Self-policing of B.C. real estate questioned amid 'shadow flipping' scandal
British Columbia's government is issuing a sharp warning to the self-regulated real estate industry after allegations of fraudulent and unethical practices by some Metro Vancouver Realtors.
Finance Minister Mike de Jong said he is writing to the Real Estate Council of B.C. and the superintendent of real estate to ensure that professional conduct requirements are being followed.
"Realtors are privileged to be part of a self-regulated profession. That is a privilege," de Jong told reporters in Victoria on Tuesday. "Our expectation is that they will govern themselves and conduct themselves in a way that is respectful of that."

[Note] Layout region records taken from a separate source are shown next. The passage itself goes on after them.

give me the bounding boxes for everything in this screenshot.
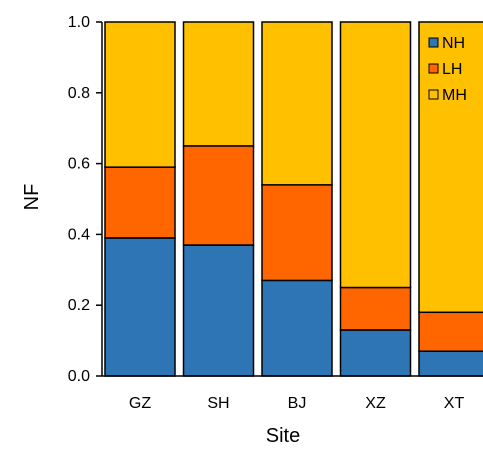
y-tick-label: 0.6 (68, 156, 90, 173)
bar-nh-xz (339, 329, 412, 377)
y-axis-title: NF (21, 184, 43, 211)
x-tick-label-xz: XZ (365, 395, 386, 412)
legend-swatch-nh (428, 37, 439, 48)
y-tick-label: 0.2 (68, 297, 90, 314)
bar-nh-bj (261, 279, 333, 377)
legend-swatch-lh (428, 63, 439, 74)
y-tick-label: 0.0 (68, 368, 90, 385)
x-tick-label-bj: BJ (288, 395, 307, 412)
bar-nh-sh (182, 244, 255, 377)
bar-lh-gz (104, 166, 176, 239)
bar-lh-sh (182, 145, 255, 246)
bars-group (104, 21, 483, 377)
bar-lh-xz (339, 286, 412, 331)
bar-nh-xt (418, 350, 483, 377)
x-axis-title: Site (266, 425, 300, 447)
y-axis: 0.0 0.2 0.4 0.6 0.8 1.0 (68, 14, 103, 385)
bar-lh-bj (261, 184, 333, 282)
bar-mh-bj (261, 21, 333, 186)
x-tick-label-xt: XT (444, 395, 465, 412)
bar-mh-xz (339, 21, 412, 289)
y-tick-label: 0.4 (68, 226, 90, 243)
y-tick-label: 1.0 (68, 14, 90, 31)
bar-mh-gz (104, 21, 176, 168)
bar-lh-xt (418, 311, 483, 352)
legend-label-mh: MH (442, 87, 467, 104)
legend: NH LH MH (428, 35, 467, 104)
x-tick-label-sh: SH (207, 395, 229, 412)
y-tick-label: 0.8 (68, 85, 90, 102)
bar-nh-gz (104, 237, 176, 377)
legend-swatch-mh (428, 89, 439, 100)
x-tick-label-gz: GZ (129, 395, 151, 412)
x-axis: GZ SH BJ XZ XT (102, 375, 483, 412)
bar-mh-sh (182, 21, 255, 147)
legend-label-lh: LH (442, 61, 462, 78)
legend-label-nh: NH (442, 35, 465, 52)
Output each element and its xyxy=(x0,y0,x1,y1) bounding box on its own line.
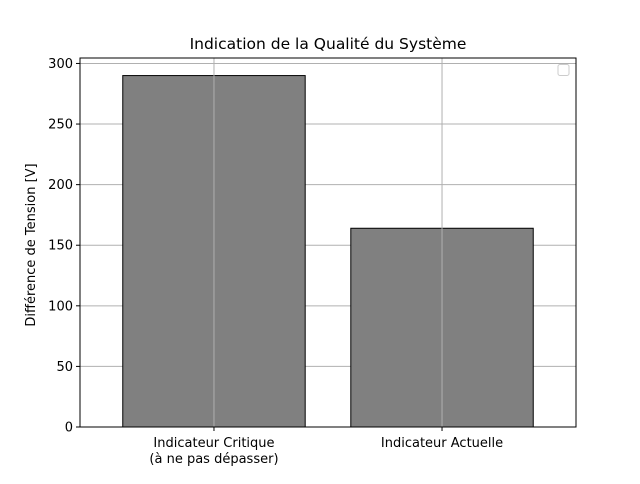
y-tick-label: 150 xyxy=(48,239,73,254)
y-tick-label: 300 xyxy=(48,57,73,72)
y-tick-label: 200 xyxy=(48,178,73,193)
x-tick-label: Indicateur Critique xyxy=(153,436,274,451)
x-tick-label: Indicateur Actuelle xyxy=(381,436,503,451)
y-tick-label: 100 xyxy=(48,299,73,314)
x-grid-lines xyxy=(213,58,443,427)
legend-box xyxy=(557,64,570,76)
y-tick-label: 50 xyxy=(56,360,73,375)
bars xyxy=(122,75,534,428)
y-axis-label: Différence de Tension [V] xyxy=(24,163,39,326)
y-tick-label: 0 xyxy=(65,421,73,436)
y-axis-ticks: 0 50 100 150 200 250 300 xyxy=(48,57,80,436)
y-tick-label: 250 xyxy=(48,118,73,133)
plot-area-frame xyxy=(79,57,577,428)
x-axis-ticks: Indicateur Critique(à ne pas dépasser) In… xyxy=(149,427,503,467)
x-tick-label: (à ne pas dépasser) xyxy=(149,452,278,467)
chart-title: Indication de la Qualité du Système xyxy=(190,35,467,53)
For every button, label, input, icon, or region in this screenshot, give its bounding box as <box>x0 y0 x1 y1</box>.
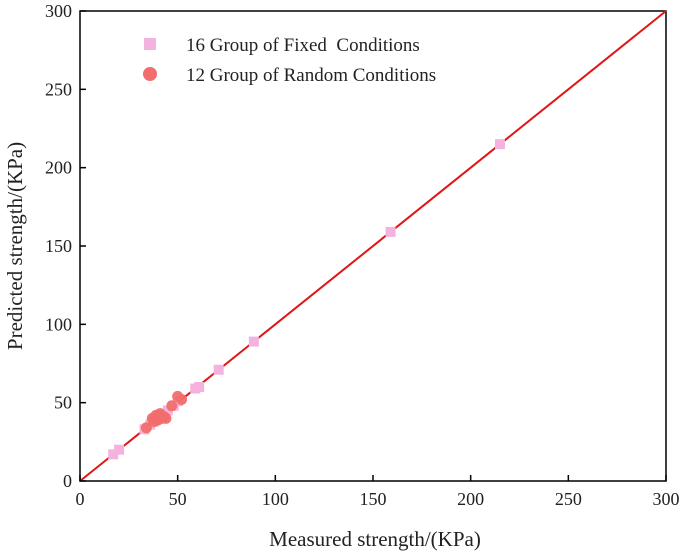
x-tick-label: 0 <box>76 489 85 509</box>
data-point-circle <box>140 422 152 434</box>
legend-label: 12 Group of Random Conditions <box>186 65 436 86</box>
x-tick-label: 200 <box>457 489 484 509</box>
data-point-circle <box>176 394 188 406</box>
y-axis-label: Predicted strength/(KPa) <box>3 142 27 350</box>
y-tick-label: 250 <box>45 79 72 99</box>
data-point-square <box>213 364 224 375</box>
x-axis-label: Measured strength/(KPa) <box>269 527 481 551</box>
y-tick-label: 200 <box>45 158 72 178</box>
legend: 16 Group of Fixed Conditions 12 Group of … <box>143 35 436 86</box>
data-point-square <box>108 449 119 460</box>
x-tick-label: 300 <box>653 489 680 509</box>
y-tick-label: 100 <box>45 314 72 334</box>
legend-marker-circle <box>143 67 157 81</box>
legend-marker-square <box>144 38 156 50</box>
data-point-square <box>114 444 125 455</box>
axis-ticks-layer: 0 50 100 150 200 250 300 0 50 100 150 200 250 300 <box>45 1 680 509</box>
y-tick-label: 50 <box>54 393 72 413</box>
legend-label: 16 Group of Fixed Conditions <box>186 35 420 56</box>
y-tick-label: 150 <box>45 236 72 256</box>
data-point-square <box>494 139 505 150</box>
data-point-square <box>194 382 205 392</box>
data-point-square <box>248 336 259 347</box>
data-point-square <box>385 226 396 237</box>
x-tick-label: 150 <box>360 489 387 509</box>
data-point-circle <box>166 400 178 412</box>
data-point-square <box>162 405 173 416</box>
y-tick-label: 300 <box>45 1 72 21</box>
x-tick-label: 50 <box>169 489 187 509</box>
data-points-layer <box>108 139 505 460</box>
data-point-circle <box>160 412 172 424</box>
series-random <box>140 390 188 434</box>
y-tick-label: 0 <box>63 471 72 491</box>
x-tick-label: 250 <box>555 489 582 509</box>
x-tick-label: 100 <box>262 489 289 509</box>
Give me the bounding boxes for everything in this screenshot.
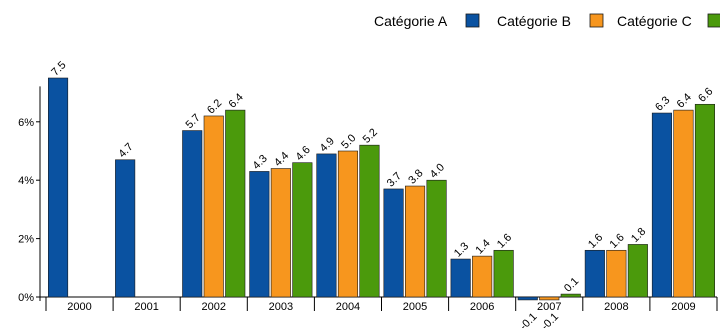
x-tick-label: 2004 (336, 301, 360, 313)
bar (560, 293, 581, 298)
x-tick-label: 2009 (671, 301, 695, 313)
legend-label: Catégorie C (617, 13, 692, 29)
bar (651, 112, 673, 298)
bar (450, 258, 471, 298)
data-label: 7.5 (49, 59, 68, 78)
data-label: 6.2 (205, 97, 224, 116)
data-label: 1.6 (495, 232, 514, 251)
bar (47, 77, 69, 298)
bar (203, 115, 224, 298)
data-label: 1.4 (473, 237, 492, 256)
data-label: 6.3 (653, 94, 672, 113)
bar (472, 255, 493, 298)
bar (316, 153, 337, 298)
legend-swatch (707, 13, 720, 28)
bar (584, 249, 605, 298)
x-tick-label: 2002 (202, 301, 226, 313)
data-label: 4.0 (428, 161, 447, 180)
x-tick-label: 2007 (537, 301, 561, 313)
legend-label: Catégorie B (497, 13, 571, 29)
data-label: 1.6 (586, 232, 605, 251)
bar (383, 188, 404, 298)
bar (606, 249, 627, 298)
bar (627, 244, 648, 298)
bar (493, 249, 514, 298)
x-tick-label: 2005 (403, 301, 427, 313)
bar (182, 130, 203, 298)
data-label: 1.6 (608, 232, 627, 251)
bar (517, 296, 538, 301)
data-label: 4.6 (294, 144, 313, 163)
bar (225, 109, 246, 298)
data-label: -0.1 (518, 311, 540, 328)
data-label: -0.1 (539, 311, 561, 328)
bar (292, 162, 313, 298)
data-label: 6.6 (696, 86, 715, 105)
x-tick-label: 2003 (269, 301, 293, 313)
x-tick-label: 2006 (470, 301, 494, 313)
data-label: 6.4 (226, 91, 245, 110)
bar (404, 185, 426, 298)
bar (359, 144, 380, 298)
bar (115, 159, 136, 298)
y-tick-label: 6% (18, 117, 34, 129)
data-label: 3.7 (385, 170, 404, 189)
x-tick-label: 2008 (604, 301, 628, 313)
data-label: 1.8 (629, 226, 648, 245)
legend-swatch (589, 13, 604, 28)
data-label: 4.4 (272, 150, 291, 169)
bar (249, 171, 270, 298)
y-tick-label: 0% (18, 292, 34, 304)
x-tick-label: 2000 (67, 301, 91, 313)
data-label: 6.4 (675, 91, 694, 110)
y-tick-label: 4% (18, 175, 34, 187)
bar (694, 103, 716, 298)
bar (270, 168, 291, 298)
bar (673, 109, 694, 298)
data-label: 5.2 (361, 126, 380, 145)
legend-label: Catégorie A (374, 13, 448, 29)
data-label: 5.0 (339, 132, 358, 151)
bar (337, 150, 359, 298)
y-tick-label: 2% (18, 234, 34, 246)
data-label: 4.3 (251, 153, 270, 172)
data-label: 5.7 (183, 112, 202, 131)
bar (539, 296, 560, 301)
data-label: 4.7 (116, 141, 135, 160)
data-label: 0.1 (562, 275, 581, 294)
data-label: 1.3 (452, 240, 471, 259)
bar (426, 179, 447, 298)
data-label: 4.9 (318, 135, 337, 154)
legend-swatch (465, 13, 480, 28)
x-tick-label: 2001 (134, 301, 158, 313)
data-label: 3.8 (406, 167, 425, 186)
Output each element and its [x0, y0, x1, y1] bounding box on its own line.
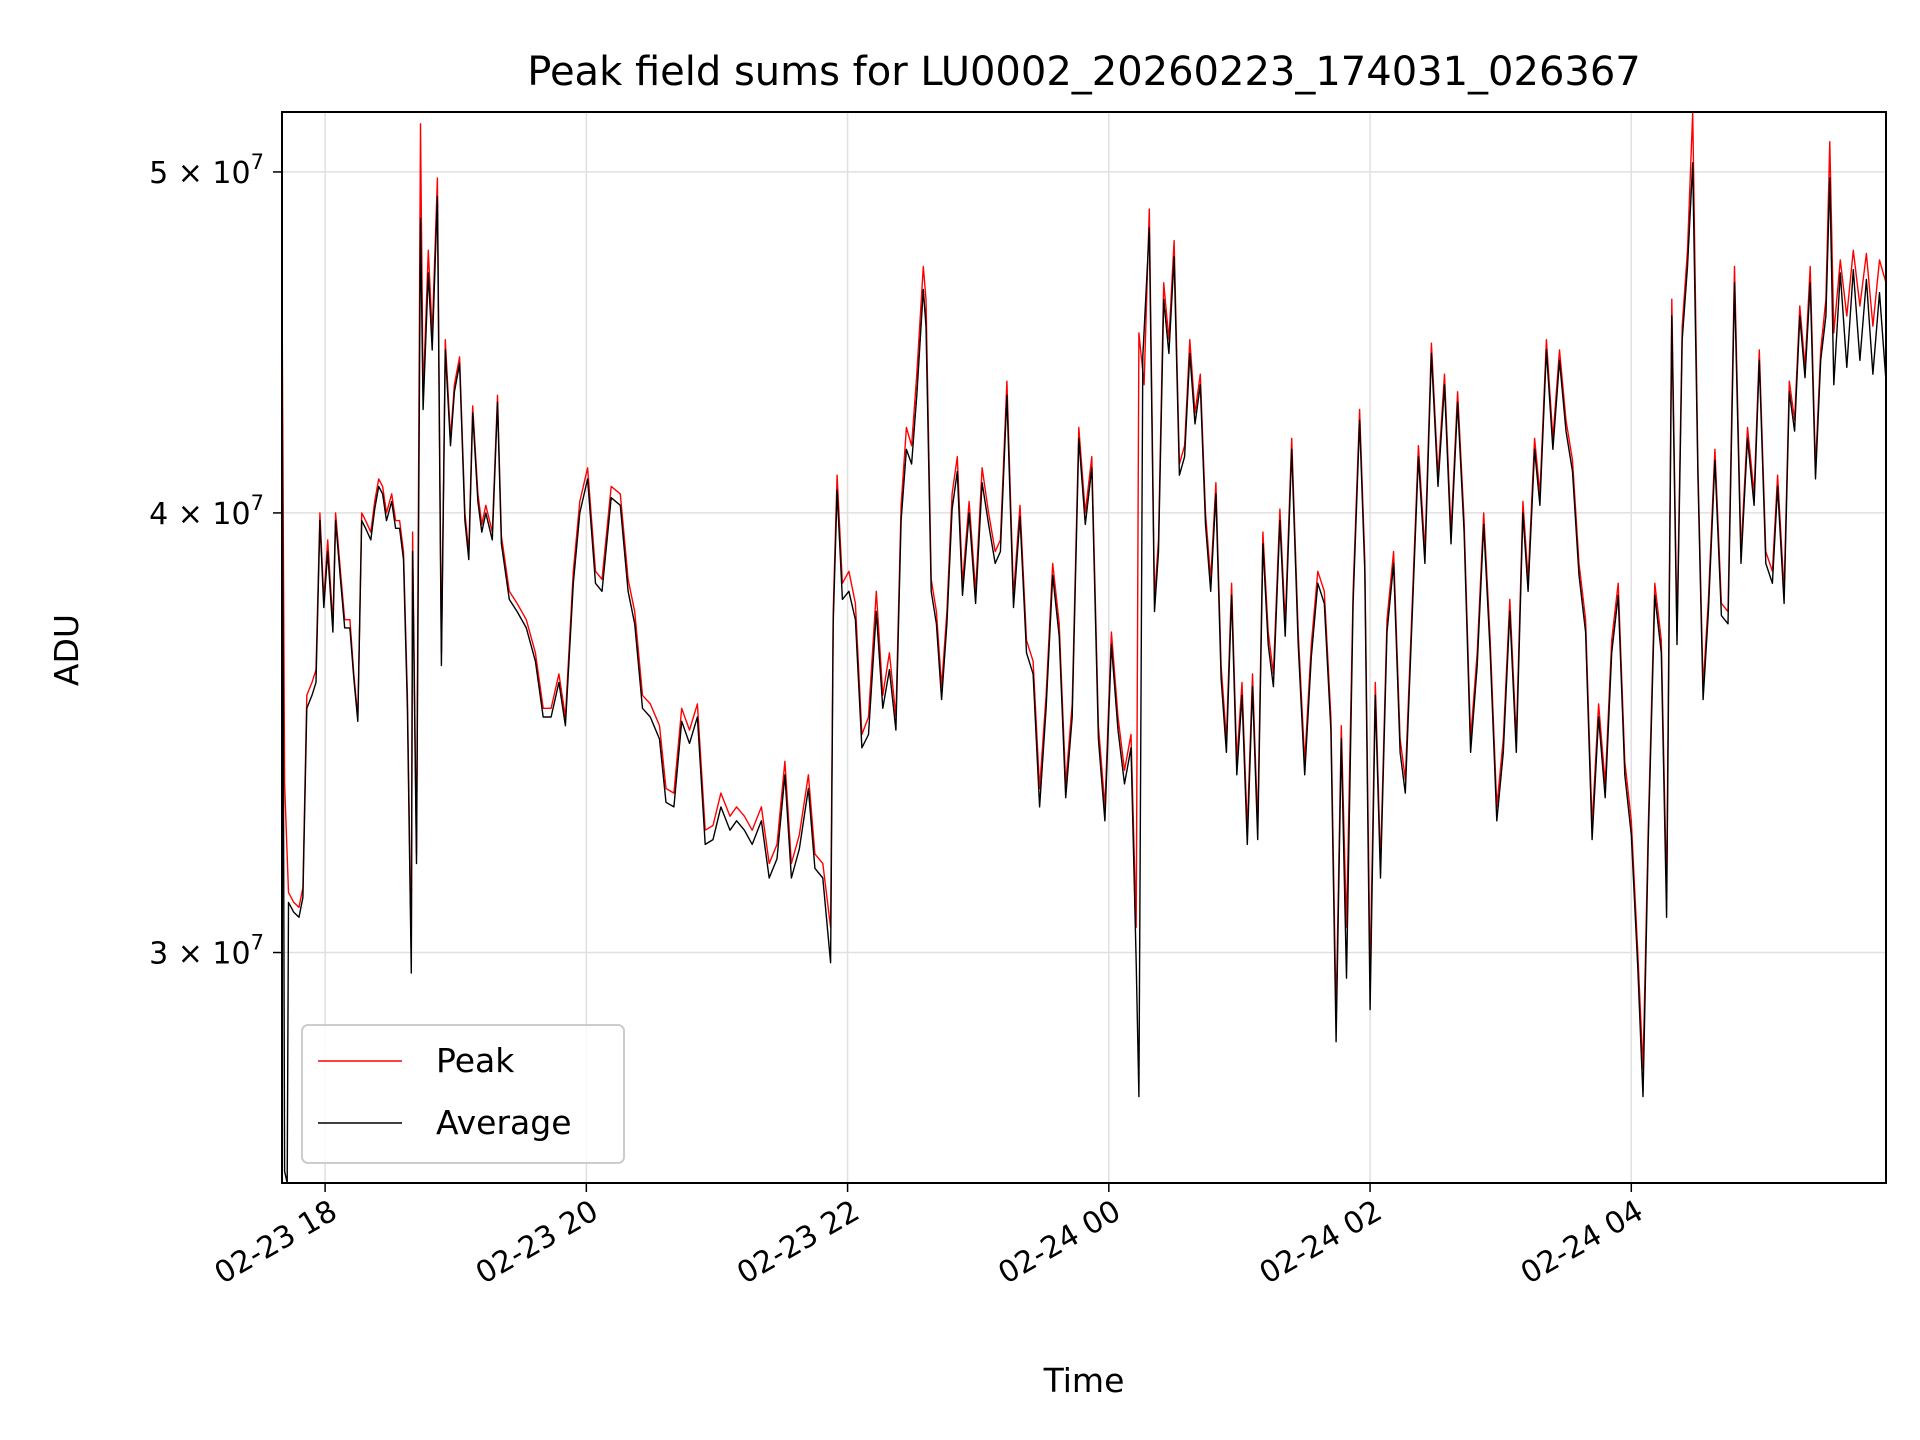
y-tick-label: 3 × 107	[149, 931, 264, 972]
y-tick-mantissa: 5 × 10	[149, 156, 250, 191]
chart-title: Peak field sums for LU0002_20260223_1740…	[527, 49, 1641, 95]
y-tick-label: 5 × 107	[149, 150, 264, 191]
legend-peak-label: Peak	[436, 1041, 515, 1080]
y-tick-mantissa: 4 × 10	[149, 497, 250, 532]
y-tick-exponent: 7	[251, 931, 264, 955]
x-axis-title: Time	[1043, 1361, 1125, 1400]
series-layer	[282, 112, 1886, 1183]
legend: Peak Average	[301, 1024, 625, 1164]
legend-average-label: Average	[436, 1103, 572, 1142]
y-tick-mantissa: 3 × 10	[149, 937, 250, 972]
plot-frame	[281, 111, 1887, 1184]
y-tick-exponent: 7	[251, 491, 264, 515]
series-line-average	[282, 162, 1886, 1183]
legend-box	[301, 1024, 625, 1164]
grid	[282, 112, 1886, 1183]
y-tick-exponent: 7	[251, 150, 264, 174]
y-tick-label: 4 × 107	[149, 491, 264, 532]
y-axis-title: ADU	[47, 614, 86, 686]
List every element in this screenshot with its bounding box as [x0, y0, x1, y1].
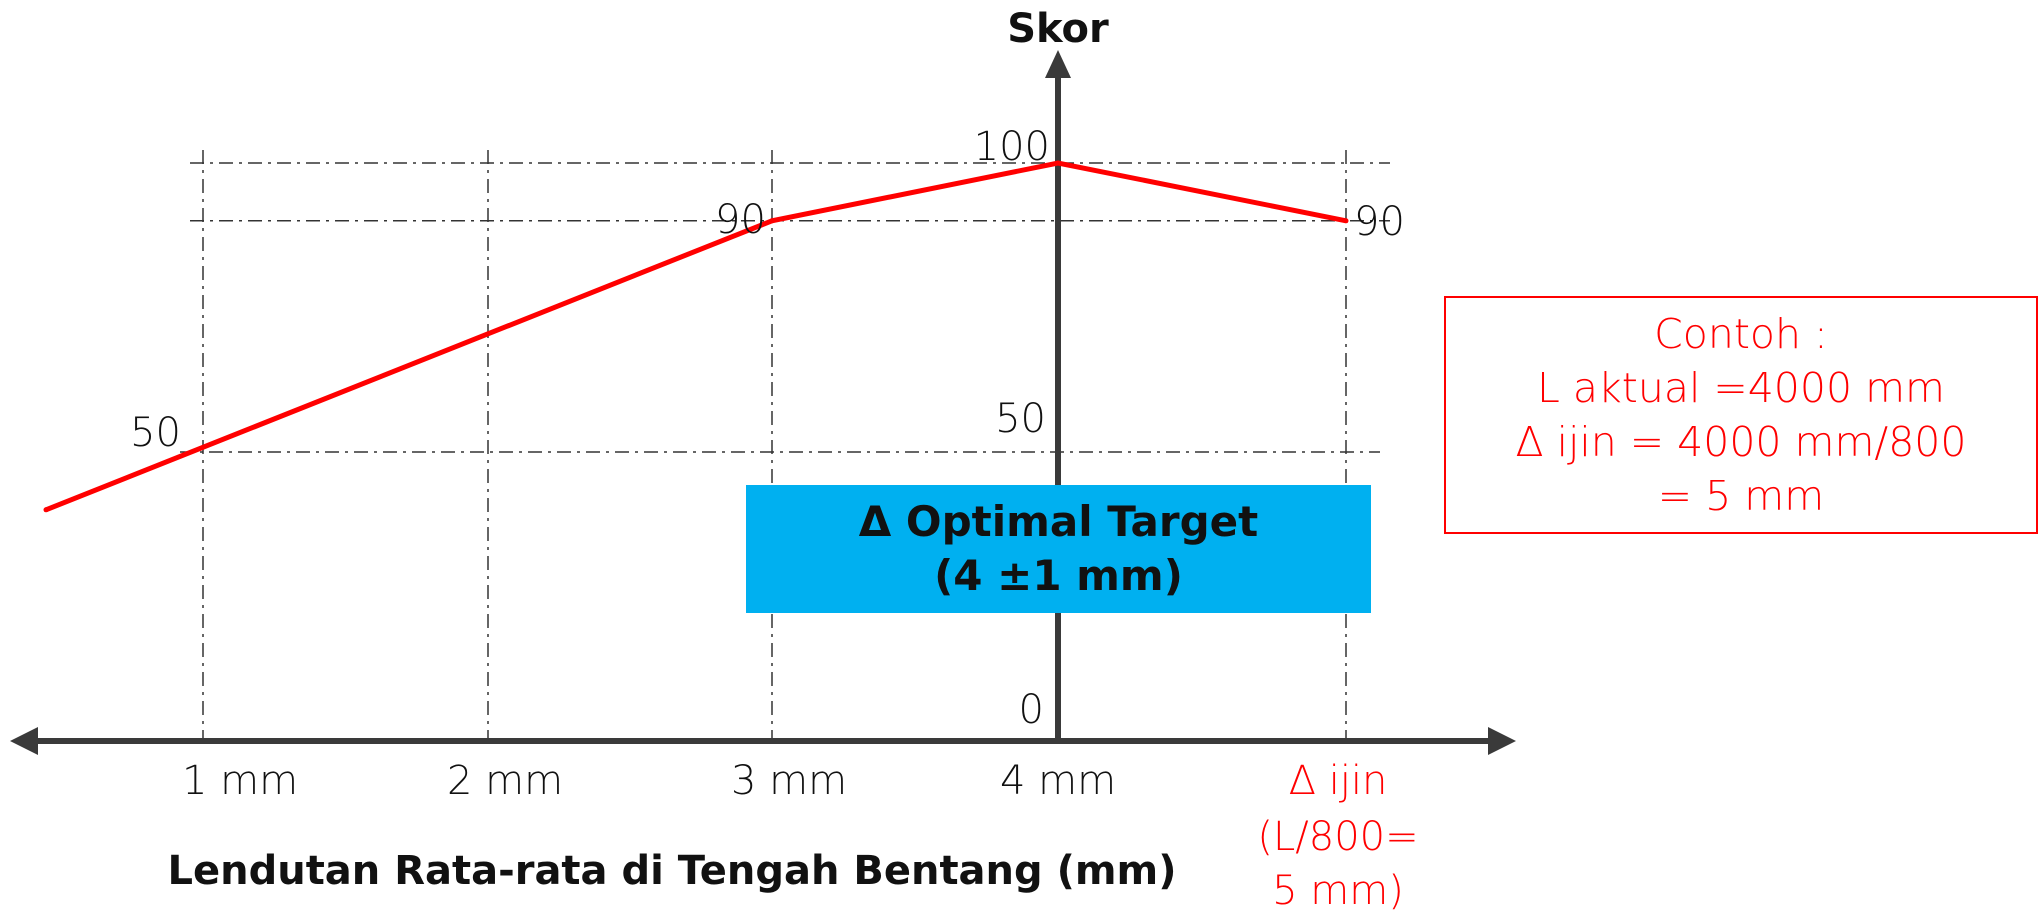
example-line-4: = 5 mm: [1657, 472, 1825, 520]
optimal-target-range: (4 ±1 mm): [934, 551, 1183, 600]
x-tick-label-2mm: 2 mm: [447, 758, 563, 804]
x-tick-label-ijin-line3: 5 mm): [1272, 868, 1404, 912]
series-layer: [43, 160, 1349, 513]
x-axis-left-arrow: [10, 727, 38, 755]
y-axis-title: Skor: [1007, 6, 1109, 52]
point-label-ijin: 90: [1354, 199, 1405, 245]
score-point-3: [1055, 160, 1061, 166]
point-label-3mm: 90: [715, 197, 766, 243]
y-tick-label-100: 100: [974, 124, 1050, 170]
example-line-1: Contoh :: [1654, 310, 1828, 358]
x-axis-title: Lendutan Rata-rata di Tengah Bentang (mm…: [167, 848, 1176, 894]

The allegations, which first emerged in media reports and from Opposition politicians, cast new scrutiny on the self-policing of the real estate industry. The council is made up of realtors and regulates licensed agents in B.C.
Some real estate agents have allegedly been "shadow flipping," or exploiting a contract clause that allows a property to be resold multiple times before the closing date. The practice increases the final price by hundreds of thousands and allows the realtor to collect commission on each sale.
Only the final buyer pays the property transfer tax, meaning B.C. is potentially losing out on millions in tax revenue.
Asked what the province will do to prevent the practice, de Jong said the "real potential sin" is real estate agents who are not protecting the interests of their clients. It's up to the real estate council to take action, he added.
"It's why the council exists. If they're not up to the job, then we'll make some further decisions."
The government has promised measures in next week's budget to address concerns about housing supply, pricing and affordability.
The council announced Tuesday that the superintendent of real estate, Carolyn Rogers, will chair an independent advisory group to investigate business practices and regulation of real estate agents.
Rogers said that like the council, her role is to ensure the public interest is protected and confidence in the real estate sector is maintained.
"I look forward to working with the members of the advisory group on this important assignment and responding in a manner that assures the public that they can have full confidence in the integrity of the sector," she said in a statement.
The advisory group will include representatives from the legal profession, academia, and the business community. An interim deadline of April 8 has been set for initial recommendations.
David Eby, housing critic for the Opposition New Democrats, said the superintendent and council have failed in their responsibility to oversee the industry and should not be leading the investigation.
"Here you have two bodies that are clearly part of the issue leading the investigation into themselves, and that is not an adequate response," he said.
Eby sent two letters last month to the council after a real estate agent came forward as a whistleblower. The council initially declined to investigate, saying in a Jan. 19 letter that "no specifics have been provided that would suggest that your informant's concerns are warranted."
The council announced Monday it would set up the advisory group, hours after Eby publicly called for a formal arm's-length inquiry.
Tsur Somerville, an associate professor at the University of British Columbia's Centre for Urban Economics and Real Estate, said it's not surprising the council initially decided it couldn't investigate without a specific complaint.
"The council is more set up for disciplining individual agents for egregious behaviour and not necessarily for widespread restructuring of things that pertain to the industry."